三年半ものあいだ冷蔵庫に眠っていた未開封の日本酒。新しいお酒を買う余裕はじぶんでぶん投げた。キャベツに和えた塩昆布は開けて何年経ったっけ。
胃腸のチキンレースを繰り広げてでも呑みたい夜がある――それは、うつくしい酒器を迎えたとき。
玉川学園前駅から徒歩でおよそ10分のギャラリー福田で、「ともきりこ」ともかさんの個展が開催中。美しさとゆめかわいさを併せ持つ「ともきりこ」ファンとしては、行ける場所には初日に行きたい。
来たる2/11、天気はあいにくの雨模様。はじめて降りた玉川学園前駅から出た私の視界に入ったのは住宅街の激坂。平地に甘やかされた身には厳しく、道半ばで早くも帰路を憂う事態に。

ヒイヒイ言いながらもなんとかギャラリーに辿り着いた私が目にしたのは、ガラス越しの美しい切子たちでした。

とくに惹かれたのが、小さくて丸っこいぐい呑み。「ともきりこ」の定番ぐい呑みには無いフォルム、色は黄がメインで部分的にピンクと水色が混じっています。
ギャラリーにはオープンと同時に入れてもらいました。

出展作品はなんと101点
ちいさなギャラリーですが、そのぶん作品がギュッと詰まっており、特に窓際に展示された作品たちは自然光を透かしてカットの美しさを存分に発揮していました。

一番乗りの特権でいろいろ見ましたが、やはり最も心惹かれたのが窓際の丸ぐい呑み。素体は偶然の産物なので、今後おなじものは作れないとのことです。正直そういうの大好物。


丸ぐい呑みの支払いを終え、オーナーからお茶とやたら美味しいチョコレートをご馳走になったあと、改めて作品を観賞。グレーのペンダントは過去の展示で見たことがない色合いであることに気付きました。
「グレーのミラーガラスに透明ガラスを被せてるんです」
確かによく見ると、カットの入っていない部分が鏡面反射しています。このかんじ、20年以上前に買った、カットを入れたガラスを鏡に被せた指輪と似てる……!
指輪の鏡面が錆びてしまって以降、「カットされたガラス」と「鏡」の組み合わせを密かに追い求めていました。グレーミラーのペンダントは、錆リスクの低さも鑑みるとまさに理想オブ理想。しかしこれ買うと今年は三越でガラスペン買えない……ぶっちゃけ他も苦しくなる……ええいままよ!!

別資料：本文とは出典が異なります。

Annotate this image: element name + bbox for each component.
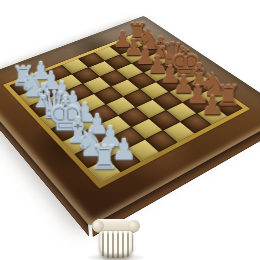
square-e3 <box>89 105 118 124</box>
piece-black-rook-icon: ♜ <box>126 20 148 44</box>
product-photo-canvas: ♜♞♝♛♚♝♞♜♟♟♟♟♟♟♟♟♟♟♟♟♟♟♟♟♜♞♝♛♚♝♞♜ <box>0 0 260 260</box>
square-e1: ♚ <box>51 121 81 141</box>
foot-fluting <box>99 231 133 258</box>
board-frame: ♜♞♝♛♚♝♞♜♟♟♟♟♟♟♟♟♟♟♟♟♟♟♟♟♜♞♝♛♚♝♞♜ <box>0 16 260 226</box>
piece-black-pawn-icon: ♟ <box>201 93 224 119</box>
square-a3 <box>45 65 71 80</box>
square-g3 <box>114 128 145 149</box>
square-f6 <box>153 92 181 110</box>
piece-black-knight-icon: ♞ <box>199 69 228 101</box>
ionic-column-foot <box>93 219 139 258</box>
square-d1: ♛ <box>40 110 69 129</box>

――物欲には勝てなかったよ……将来的にはこのデザインで通常ミラー+ホログラムのペンダントが欲しい……。
懐に強烈な北風を吹き付けながら帰宅しましたが、最寄り駅を降りた時点で頭を占めていたのは、「はやく丸ぐい呑みでお酒呑みたい!」の一点。とはいえ流石に贅沢はできません。1/4カットのキャベツだけ買って、怪しげな日本酒と怪しげな塩昆布を動員してきたわけです。

塩昆布キャベツが入ってるのも「ともきりこ」の小鉢
ぽってりとして生地の厚いぐい呑みは掌にしっくりと収まります。器の重みも口当たりも心地良い。幸か不幸か胃腸チキンレースには余裕で勝利してしまったため、塩昆布キャベツがなくなるまで呑んでぺろんぺろんになったのでした。
きのうのうちに記事を書かなかったのは、チキンレースに勝っても負けても文章書ける状態にならないと判断したからですテヘペロ。